The race for Brookens’ committee membership was, however, one of a very few ever contested at the polls.
Positions as precinct committeemen and committeewomen more often are uncontested or filled by appointment from the county’s party chairman — in this case, another ultraconservative, Davidson, who also runs the county’s ultra-conservative Patriots for Liberty group.
This creates a system in which a small group of diehards essentially can control who fills vacancies and who therefore gets a head start serving as an incumbent before real elections are conducted.
Vacancies among precinct committeemen and committeewomen often are filled with candidates carefully selected immediately before committeemen and committeewomen are called upon to fill vacancies in elected offices.
But there’s a catch. Under state law, committee membership is frozen the moment a vacancy that the committee must fill occurs.
Davidson said Tuesday that she had heard nothing official about Hill resigning from his House seat. She usually hears about resignations from the Marion County clerk, she said.
State law requires she be notified of a vacancy from the secretary of state’s office.
She said she did not know when Hill’s House seat would officially become vacant — whether it is when he is sworn in as senator or when he submits a resignation from his House seat.
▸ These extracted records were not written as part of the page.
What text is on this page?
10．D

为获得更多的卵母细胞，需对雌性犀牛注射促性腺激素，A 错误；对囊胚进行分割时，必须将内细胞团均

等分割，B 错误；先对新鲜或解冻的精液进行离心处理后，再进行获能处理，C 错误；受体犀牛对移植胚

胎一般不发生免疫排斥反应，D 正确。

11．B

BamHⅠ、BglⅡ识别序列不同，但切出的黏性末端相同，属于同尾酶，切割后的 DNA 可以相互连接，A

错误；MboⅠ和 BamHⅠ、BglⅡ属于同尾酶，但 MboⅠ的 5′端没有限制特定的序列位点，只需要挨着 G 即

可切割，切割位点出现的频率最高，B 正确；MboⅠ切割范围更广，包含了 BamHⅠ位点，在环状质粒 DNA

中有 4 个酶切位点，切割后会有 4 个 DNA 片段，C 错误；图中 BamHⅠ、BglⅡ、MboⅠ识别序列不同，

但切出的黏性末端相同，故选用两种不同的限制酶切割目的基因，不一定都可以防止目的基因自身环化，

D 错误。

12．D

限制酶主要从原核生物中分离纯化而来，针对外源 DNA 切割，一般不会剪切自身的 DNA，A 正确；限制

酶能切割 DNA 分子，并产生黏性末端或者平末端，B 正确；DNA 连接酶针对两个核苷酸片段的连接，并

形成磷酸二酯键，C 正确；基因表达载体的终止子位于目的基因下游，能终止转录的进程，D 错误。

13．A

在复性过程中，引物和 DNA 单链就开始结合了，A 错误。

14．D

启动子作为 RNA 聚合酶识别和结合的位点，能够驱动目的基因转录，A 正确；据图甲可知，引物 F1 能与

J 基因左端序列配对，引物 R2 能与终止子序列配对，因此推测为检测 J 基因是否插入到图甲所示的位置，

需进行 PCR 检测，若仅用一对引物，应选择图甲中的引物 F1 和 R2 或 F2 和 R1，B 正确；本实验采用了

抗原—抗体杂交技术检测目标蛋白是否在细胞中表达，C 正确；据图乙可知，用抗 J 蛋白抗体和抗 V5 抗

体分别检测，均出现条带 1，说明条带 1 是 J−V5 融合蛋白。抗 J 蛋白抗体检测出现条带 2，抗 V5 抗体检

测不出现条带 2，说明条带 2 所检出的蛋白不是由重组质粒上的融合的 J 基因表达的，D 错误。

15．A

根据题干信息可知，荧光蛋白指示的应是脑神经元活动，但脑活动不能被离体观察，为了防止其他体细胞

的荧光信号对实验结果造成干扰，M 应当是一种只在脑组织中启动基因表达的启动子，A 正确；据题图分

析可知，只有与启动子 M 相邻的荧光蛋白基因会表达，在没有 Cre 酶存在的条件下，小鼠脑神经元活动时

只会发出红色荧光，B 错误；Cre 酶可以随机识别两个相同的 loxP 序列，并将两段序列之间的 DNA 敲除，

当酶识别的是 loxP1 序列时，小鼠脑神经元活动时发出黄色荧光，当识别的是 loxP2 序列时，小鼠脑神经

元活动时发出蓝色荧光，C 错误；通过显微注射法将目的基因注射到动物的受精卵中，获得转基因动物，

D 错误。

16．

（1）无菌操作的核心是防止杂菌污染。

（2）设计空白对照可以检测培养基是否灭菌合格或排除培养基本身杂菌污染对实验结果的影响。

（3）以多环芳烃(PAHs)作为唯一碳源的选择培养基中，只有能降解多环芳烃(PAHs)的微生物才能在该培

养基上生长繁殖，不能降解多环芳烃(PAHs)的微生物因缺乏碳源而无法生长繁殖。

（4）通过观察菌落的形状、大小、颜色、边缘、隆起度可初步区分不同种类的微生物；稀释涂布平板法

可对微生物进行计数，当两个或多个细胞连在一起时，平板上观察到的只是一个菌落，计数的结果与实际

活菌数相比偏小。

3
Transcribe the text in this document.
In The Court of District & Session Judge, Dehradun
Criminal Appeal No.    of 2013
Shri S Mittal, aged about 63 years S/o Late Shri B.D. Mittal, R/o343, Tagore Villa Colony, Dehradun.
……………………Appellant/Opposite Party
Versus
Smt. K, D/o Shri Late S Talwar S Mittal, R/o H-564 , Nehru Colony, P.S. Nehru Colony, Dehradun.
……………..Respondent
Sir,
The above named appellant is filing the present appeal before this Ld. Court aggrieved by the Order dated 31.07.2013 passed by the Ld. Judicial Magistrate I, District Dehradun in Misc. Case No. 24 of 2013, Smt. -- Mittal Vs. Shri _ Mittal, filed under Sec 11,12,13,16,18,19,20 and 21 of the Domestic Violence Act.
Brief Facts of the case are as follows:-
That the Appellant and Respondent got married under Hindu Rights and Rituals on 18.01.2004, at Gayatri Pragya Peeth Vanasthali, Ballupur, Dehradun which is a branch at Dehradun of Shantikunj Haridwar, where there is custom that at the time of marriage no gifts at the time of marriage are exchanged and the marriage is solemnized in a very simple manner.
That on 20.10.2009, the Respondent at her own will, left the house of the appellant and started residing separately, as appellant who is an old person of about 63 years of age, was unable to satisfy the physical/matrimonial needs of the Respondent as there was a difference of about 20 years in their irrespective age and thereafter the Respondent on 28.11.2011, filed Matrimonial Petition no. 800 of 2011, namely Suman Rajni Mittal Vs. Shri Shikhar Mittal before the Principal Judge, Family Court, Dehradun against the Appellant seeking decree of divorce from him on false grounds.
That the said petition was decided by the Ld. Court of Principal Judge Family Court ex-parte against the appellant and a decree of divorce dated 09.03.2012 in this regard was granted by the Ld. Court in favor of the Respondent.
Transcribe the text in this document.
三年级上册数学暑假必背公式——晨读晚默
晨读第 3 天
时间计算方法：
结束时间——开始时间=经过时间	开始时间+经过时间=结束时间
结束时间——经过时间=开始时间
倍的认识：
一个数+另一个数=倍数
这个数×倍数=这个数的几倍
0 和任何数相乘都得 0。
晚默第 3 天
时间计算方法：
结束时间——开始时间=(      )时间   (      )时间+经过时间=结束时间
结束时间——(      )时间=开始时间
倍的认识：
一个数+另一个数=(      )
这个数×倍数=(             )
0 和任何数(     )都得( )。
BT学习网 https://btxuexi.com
But she said she doubted she would have time to fill committee vacancies because “nobody wants the job.”
Hill could resign as state representative any day, as soon as Governor Laura Kelly rubberstamps, as she is required to do by law, his promotion to the State Senate.
Whatever maneuvering might occur — or not occur, if the goal of those involved is to reduce Marion County’s role — must take place quickly.
According to County Clerk Ashley Herpich, here are the vacant Marion County precinct committeeman and committeewoman seats as of the start of this week:
- Both positions in Clear Creek, Colfax, Logan, Lost Springs, Milton, and Moore townships and in Florence’s 2nd Ward.
- The committeeman position in Durham Park and Grant townships.
- The committeewoman position in Summit Township and the Marion South precinct.
Reporter Phyllis Zorn contributed to this story.